Let $D = \left \{ (a,b,c,d,e) : ax^4+bx^3+cx^2+dx+e=0 \text{ has a real root} \right \}$
Show that (1,2,-4,3,-2) is an interior point in $D$.
My only idea was trying to somehow use the implicit function theorem, but I can't find how.
Hints appreciated.
Here is a hint: is there any way you can take advantage of the structure of the polynomial, specifically with the coefficients you have been given to show that polynomials with close coefficients also have real roots?
ANSWER BELOW:
First we notice that $c = (1,2,-4,3,-2)$ is an element of $D$. To show that it's an interior point, we need to find an open ball around $c$ where each element of the ball is in $D$.

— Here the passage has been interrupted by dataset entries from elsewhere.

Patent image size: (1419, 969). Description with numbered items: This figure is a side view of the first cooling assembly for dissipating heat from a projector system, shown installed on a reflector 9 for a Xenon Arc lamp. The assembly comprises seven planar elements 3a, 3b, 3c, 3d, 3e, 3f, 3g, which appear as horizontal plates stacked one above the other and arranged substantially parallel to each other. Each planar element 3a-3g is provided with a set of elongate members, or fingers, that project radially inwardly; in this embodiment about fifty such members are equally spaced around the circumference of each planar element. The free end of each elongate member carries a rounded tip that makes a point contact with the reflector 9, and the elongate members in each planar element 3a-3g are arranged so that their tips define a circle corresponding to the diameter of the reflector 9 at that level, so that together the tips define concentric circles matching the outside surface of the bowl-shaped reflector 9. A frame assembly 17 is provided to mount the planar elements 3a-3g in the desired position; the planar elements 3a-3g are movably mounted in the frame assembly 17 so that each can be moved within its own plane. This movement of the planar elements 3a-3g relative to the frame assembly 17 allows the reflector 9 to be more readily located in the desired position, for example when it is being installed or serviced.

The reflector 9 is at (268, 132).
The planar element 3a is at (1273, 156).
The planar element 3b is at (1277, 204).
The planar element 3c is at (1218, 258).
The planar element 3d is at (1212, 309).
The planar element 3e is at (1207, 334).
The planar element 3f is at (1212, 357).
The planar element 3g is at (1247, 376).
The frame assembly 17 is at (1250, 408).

So let $B=B_{1/2}(c)$ be the open ball around $c$ of radius $1/2$. Then a point $d \in B$ may be written:
$$d = c+b = (1+b_1, 2+b_2, -4+b_3, 3+b_4, -2+b_5)$$
where $||b|| < 1/2$. Now notice that each component of $b$ can only be of magnitude less than $1/2$, so the fifth component of $d$ will always be negative. Moreover, the first component of $d$ will always be positive. Then any polynomial $d(x)$ with coefficient vector $d$ will have a negative value at $0$ and a positive value for large enough $x$. As polynomials are continuous, this implies that $d(x)$ has a real root.
Then every $d \in B$ is in $D$, hence we have an open ball centered at $c$ entirely within $D$, therefore $c$ is interior to $D$.